Post-marketing survey of donepezil hydrochloride in Japanese patients with Alzheimer's disease with behavioral and psychological symptoms of dementia (BPSD)
Article first published online: 4 SEP 2008
© 2008 The Authors. Journal compilation © 2008 Japanese Psychogeriatric Society
Volume 8, Issue 3, pages 114–123, September 2008
How to Cite
TANAKA, T., KAZUI, H., MORIHARA, T., SADIK, G., KUDO, T. and TAKEDA, M. (2008), Post-marketing survey of donepezil hydrochloride in Japanese patients with Alzheimer's disease with behavioral and psychological symptoms of dementia (BPSD). Psychogeriatrics, 8: 114–123. doi: 10.1111/j.1479-8301.2008.00250.x
- Issue published online: 4 SEP 2008
- Article first published online: 4 SEP 2008
- Received 11 May 2007; accepted 31 August 2007.
- Alzheimer's disease;
- behavioral and psychological symptoms of dementia (BPSD);
- donepezil hydrochloride
Background: To investigate the efficacy and safety of donepezil hydrochloride (Aricept®; Eisai Co., Ltd, Tokyo, Japan), we conducted a post-marketing survey in Japanese patients with Alzheimer's disease (AD) who also had behavioral and psychological symptoms of dementia (BPSD), such as hallucinations/delusions, wandering, and aggression, which cause the greatest burden on caregivers.
Methods: A prospective, centrally registered investigation was conducted through regular clinical settings with patients diagnosed as mild to moderate AD presenting with hallucinations/delusions, wandering, and/or aggression. The treatment period was 12 weeks and no restrictions were placed on concomitant medications.
Results: The BPSD improvement rates at last-observation-carried-forward (LOCF) were 60.1% for hallucinations/delusions, 59.6% for wandering, and 65.6% for aggression. For all symptoms, improvement rates increased with the duration of the treatment period. The BPSD deterioration rates at LOCF were 1.3% for hallucinations/delusions, 3.4% for wandering, and 1.6% for aggression. Assessment of cognitive function with both the revised Hasegawa Dementia Scale (HDS-R) and Mini-Mental State Examination (MMSE) indicated significant improvements after treatment. There were significant differences in the changes in HDS-R scores between patients whose hallucinations/delusions or wandering were improved and patients whose symptoms were not improved. Moreover, the data suggested a possible correlation between changes in hallucinations/delusions and HDS-R scores, changes in hallucinations/delusions and MMSE scores, and changes in wandering and MMSE scores. Patients in whom BPSD improved also demonstrated a greater improvement in cognitive function compared with patients in whom no improvement in BPSD was noted. Nursing burden on caregivers at LOCF showed 3.6% for ‘No burden’, 54.1% for ‘Burden decreased’, and 4.5% for ‘Burden increased.’ There was an increase in the combined ratio of ‘No burden’ and ‘Burden decreased’ in proportion with prolonged treatment period. Patients with improved BPSD had a significantly greater ratio (88.5–94.4%) of ‘No burden’ plus ‘Burden decreased’ than those patients in whom no improvement in BPSD was noted.

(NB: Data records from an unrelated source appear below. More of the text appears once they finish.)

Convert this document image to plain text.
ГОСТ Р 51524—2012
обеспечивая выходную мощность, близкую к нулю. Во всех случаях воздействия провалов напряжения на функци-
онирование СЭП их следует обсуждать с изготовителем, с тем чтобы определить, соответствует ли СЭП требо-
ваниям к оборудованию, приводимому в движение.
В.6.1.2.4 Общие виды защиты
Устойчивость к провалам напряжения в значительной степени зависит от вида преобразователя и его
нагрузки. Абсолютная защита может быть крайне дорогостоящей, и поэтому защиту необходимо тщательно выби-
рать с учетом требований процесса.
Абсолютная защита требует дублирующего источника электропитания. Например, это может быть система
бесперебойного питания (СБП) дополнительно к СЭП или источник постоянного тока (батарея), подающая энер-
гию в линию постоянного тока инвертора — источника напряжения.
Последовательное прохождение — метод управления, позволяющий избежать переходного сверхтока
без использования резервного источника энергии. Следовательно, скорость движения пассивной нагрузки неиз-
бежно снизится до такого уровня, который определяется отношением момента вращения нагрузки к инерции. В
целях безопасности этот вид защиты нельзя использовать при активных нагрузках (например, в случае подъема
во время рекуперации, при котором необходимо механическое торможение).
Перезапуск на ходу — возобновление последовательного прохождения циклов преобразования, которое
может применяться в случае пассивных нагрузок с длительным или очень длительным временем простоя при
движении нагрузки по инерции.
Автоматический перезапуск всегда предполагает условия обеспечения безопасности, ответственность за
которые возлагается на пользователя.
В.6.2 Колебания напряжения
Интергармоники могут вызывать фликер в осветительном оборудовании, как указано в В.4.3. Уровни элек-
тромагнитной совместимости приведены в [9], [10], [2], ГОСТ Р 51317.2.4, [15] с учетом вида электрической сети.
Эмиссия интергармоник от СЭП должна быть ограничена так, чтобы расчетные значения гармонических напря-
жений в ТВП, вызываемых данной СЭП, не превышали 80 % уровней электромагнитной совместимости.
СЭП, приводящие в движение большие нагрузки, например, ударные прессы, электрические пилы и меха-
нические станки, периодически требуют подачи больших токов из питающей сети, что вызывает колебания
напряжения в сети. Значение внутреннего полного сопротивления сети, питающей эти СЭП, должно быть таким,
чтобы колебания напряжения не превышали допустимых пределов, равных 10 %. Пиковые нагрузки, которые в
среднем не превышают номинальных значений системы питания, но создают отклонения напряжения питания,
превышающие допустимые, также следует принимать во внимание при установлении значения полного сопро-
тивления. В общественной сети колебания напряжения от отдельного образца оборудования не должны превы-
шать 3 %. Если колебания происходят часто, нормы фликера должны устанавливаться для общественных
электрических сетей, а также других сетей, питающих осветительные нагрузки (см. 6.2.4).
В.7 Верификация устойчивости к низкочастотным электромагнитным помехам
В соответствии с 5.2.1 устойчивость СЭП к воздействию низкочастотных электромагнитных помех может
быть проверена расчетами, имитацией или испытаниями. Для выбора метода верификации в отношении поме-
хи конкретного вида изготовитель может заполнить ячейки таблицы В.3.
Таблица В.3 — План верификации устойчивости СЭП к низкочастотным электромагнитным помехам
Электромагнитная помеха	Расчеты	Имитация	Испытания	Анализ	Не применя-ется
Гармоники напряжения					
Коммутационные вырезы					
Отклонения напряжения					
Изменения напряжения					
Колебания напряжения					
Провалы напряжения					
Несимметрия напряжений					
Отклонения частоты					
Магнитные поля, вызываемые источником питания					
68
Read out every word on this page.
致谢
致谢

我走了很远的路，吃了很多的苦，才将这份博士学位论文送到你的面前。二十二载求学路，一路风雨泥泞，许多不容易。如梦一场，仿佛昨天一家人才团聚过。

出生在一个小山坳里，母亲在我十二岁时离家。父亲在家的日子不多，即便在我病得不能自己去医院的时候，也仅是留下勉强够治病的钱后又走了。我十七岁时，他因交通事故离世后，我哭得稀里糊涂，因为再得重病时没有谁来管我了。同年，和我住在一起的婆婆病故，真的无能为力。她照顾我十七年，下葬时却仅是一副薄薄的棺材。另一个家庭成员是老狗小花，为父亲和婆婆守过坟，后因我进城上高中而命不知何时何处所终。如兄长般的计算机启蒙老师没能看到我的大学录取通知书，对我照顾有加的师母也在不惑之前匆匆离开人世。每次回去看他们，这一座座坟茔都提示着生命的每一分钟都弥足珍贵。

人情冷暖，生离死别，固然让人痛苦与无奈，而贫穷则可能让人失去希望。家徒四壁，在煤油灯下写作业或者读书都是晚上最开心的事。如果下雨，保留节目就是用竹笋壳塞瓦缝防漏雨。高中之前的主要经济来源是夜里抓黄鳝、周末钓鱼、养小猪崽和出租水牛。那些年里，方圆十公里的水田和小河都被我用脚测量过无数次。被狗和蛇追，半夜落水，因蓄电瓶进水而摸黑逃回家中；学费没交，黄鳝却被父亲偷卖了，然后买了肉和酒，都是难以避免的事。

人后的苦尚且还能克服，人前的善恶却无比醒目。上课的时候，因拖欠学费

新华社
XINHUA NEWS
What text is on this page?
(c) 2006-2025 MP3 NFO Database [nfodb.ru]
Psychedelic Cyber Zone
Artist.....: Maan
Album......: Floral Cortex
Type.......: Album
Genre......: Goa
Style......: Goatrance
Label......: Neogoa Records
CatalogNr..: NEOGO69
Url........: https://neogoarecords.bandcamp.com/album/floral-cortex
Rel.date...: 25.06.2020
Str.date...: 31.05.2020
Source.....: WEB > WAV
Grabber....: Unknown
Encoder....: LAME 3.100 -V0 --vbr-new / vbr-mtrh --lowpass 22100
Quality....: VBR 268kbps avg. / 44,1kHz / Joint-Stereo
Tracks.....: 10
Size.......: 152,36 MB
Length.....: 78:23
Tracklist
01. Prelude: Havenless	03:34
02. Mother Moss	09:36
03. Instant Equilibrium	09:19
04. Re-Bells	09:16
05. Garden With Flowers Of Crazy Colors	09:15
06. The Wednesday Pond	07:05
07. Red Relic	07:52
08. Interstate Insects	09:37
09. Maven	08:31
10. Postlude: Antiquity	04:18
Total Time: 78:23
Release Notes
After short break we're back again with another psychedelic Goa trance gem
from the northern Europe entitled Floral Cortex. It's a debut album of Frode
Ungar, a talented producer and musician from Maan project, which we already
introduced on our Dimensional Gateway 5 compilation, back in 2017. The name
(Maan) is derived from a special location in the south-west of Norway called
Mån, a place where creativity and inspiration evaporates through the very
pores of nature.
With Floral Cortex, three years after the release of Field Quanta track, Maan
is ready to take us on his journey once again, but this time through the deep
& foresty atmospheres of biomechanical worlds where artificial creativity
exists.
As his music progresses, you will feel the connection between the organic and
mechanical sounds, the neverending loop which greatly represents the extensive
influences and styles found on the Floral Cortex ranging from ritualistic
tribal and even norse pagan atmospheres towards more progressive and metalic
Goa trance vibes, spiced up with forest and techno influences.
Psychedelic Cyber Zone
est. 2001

Conclusions: These results suggest that donepezil not only improves the cognitive dysfunction of AD patients, but may also relieve BPSD in these patients. Treatment with donepezil was also found to alleviate the burden of caregivers for approximately 60% of patients. Moreover, the results indicate that donepezil is unlikely to trigger potential risks of excessive deterioration of BPSD, which would result in a heavier burden of nursing care.